I am wondering how to generate a random double number inside the entire double range in Python, so that the order of magnitude of the number (math.log10
) has an equal chance to be any of the possible magnitudes (range(-307, 309)
).
I tried the following code but it does not give intended result:
from random import random, uniform
from collections import Counter
import math
import sys
random_numbers = [random()/random() for i in range(2048)]
count = Counter([int(math.log10(i)) for i in random_numbers])
print(count.most_common())
uniform_numbers = [uniform(sys.float_info.min, sys.float_info.max) for i in range(2048)]
count1 = Counter([int(math.log10(i)) for i in uniform_numbers])
print(count1.most_common())
[(0, 1862), (1, 93), (-1, 68), (2, 14), (-2, 10), (3, 1)]
[(307, 1055), (308, 888), (306, 95), (305, 10)]

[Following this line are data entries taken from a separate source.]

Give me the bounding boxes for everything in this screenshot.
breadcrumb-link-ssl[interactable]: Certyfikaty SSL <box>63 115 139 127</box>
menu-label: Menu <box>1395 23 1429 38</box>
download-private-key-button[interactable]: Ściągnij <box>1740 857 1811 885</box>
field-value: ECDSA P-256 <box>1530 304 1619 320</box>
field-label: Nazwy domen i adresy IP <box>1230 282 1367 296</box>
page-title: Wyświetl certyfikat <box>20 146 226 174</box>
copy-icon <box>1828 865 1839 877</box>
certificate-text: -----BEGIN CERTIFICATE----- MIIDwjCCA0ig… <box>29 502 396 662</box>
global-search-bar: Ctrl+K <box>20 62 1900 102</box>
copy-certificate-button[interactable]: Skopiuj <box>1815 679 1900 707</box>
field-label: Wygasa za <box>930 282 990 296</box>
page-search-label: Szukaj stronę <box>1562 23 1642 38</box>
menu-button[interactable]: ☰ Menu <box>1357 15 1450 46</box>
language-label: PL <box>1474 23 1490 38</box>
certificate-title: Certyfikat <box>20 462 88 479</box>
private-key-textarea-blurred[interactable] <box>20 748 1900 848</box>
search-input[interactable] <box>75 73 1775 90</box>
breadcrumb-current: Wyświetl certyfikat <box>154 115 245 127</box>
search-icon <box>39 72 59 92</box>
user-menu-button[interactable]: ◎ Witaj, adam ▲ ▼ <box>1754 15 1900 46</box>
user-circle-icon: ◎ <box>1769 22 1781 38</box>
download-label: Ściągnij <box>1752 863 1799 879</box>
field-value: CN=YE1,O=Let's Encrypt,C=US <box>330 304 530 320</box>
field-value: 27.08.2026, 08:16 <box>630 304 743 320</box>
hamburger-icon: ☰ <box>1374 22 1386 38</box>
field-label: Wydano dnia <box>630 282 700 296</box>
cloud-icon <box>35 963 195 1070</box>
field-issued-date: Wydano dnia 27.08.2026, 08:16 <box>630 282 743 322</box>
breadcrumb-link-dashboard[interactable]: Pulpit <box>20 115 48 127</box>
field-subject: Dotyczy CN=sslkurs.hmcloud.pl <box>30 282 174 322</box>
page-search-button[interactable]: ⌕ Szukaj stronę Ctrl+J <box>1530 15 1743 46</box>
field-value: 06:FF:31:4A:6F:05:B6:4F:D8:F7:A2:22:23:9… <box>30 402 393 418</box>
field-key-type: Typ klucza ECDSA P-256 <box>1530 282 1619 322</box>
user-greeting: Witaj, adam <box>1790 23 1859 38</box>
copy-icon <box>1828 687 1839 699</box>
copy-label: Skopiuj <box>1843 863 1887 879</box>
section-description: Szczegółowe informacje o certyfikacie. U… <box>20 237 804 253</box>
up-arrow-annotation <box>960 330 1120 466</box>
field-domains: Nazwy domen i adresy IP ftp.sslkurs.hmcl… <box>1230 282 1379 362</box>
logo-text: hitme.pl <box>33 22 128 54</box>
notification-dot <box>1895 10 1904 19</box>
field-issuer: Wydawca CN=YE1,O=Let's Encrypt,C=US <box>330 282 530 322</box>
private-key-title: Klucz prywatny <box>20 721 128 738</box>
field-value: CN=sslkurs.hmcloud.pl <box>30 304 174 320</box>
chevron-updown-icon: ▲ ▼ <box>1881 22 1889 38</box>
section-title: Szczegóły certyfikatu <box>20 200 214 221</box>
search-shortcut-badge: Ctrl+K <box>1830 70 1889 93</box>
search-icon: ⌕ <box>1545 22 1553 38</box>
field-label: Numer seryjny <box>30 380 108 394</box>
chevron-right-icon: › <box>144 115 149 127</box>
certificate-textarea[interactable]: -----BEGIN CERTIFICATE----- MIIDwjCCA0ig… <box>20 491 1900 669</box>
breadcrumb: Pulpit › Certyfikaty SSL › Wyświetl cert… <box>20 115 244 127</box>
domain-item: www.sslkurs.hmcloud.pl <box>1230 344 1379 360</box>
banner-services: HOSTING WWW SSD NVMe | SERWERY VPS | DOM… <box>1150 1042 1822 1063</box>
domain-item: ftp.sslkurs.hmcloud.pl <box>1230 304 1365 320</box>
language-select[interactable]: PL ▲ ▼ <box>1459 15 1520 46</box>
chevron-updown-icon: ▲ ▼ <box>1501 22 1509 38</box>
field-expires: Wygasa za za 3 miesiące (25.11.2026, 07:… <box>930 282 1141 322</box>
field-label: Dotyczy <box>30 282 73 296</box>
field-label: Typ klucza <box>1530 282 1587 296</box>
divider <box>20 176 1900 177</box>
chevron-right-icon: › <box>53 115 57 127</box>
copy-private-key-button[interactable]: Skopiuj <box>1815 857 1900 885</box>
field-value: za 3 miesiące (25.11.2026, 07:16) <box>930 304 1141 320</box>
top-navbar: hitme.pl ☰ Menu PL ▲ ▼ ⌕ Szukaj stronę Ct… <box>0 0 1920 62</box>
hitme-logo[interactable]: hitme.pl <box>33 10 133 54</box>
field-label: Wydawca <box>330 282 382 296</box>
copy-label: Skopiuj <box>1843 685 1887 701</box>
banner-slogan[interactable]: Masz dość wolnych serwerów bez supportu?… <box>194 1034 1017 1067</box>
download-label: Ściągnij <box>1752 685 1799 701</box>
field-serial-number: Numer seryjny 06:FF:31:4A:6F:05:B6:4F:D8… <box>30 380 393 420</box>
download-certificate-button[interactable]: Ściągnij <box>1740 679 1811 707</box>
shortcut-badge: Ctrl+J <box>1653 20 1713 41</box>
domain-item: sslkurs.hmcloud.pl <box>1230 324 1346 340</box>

CodePudding user response:
Because logarithm and exponential are inverse functions of eachother, you can do that by generating a number along a uniform distribution, and then compute its exponential
import numpy as np
N = 100
x = 10 ** np.random.uniform(low=-307, high=309, size=N)
keep in mind that the resulting distribution will not be uniform (because it is "distorted" by the exponential). Very often, the sample will be very close to 0 or very close to infinity.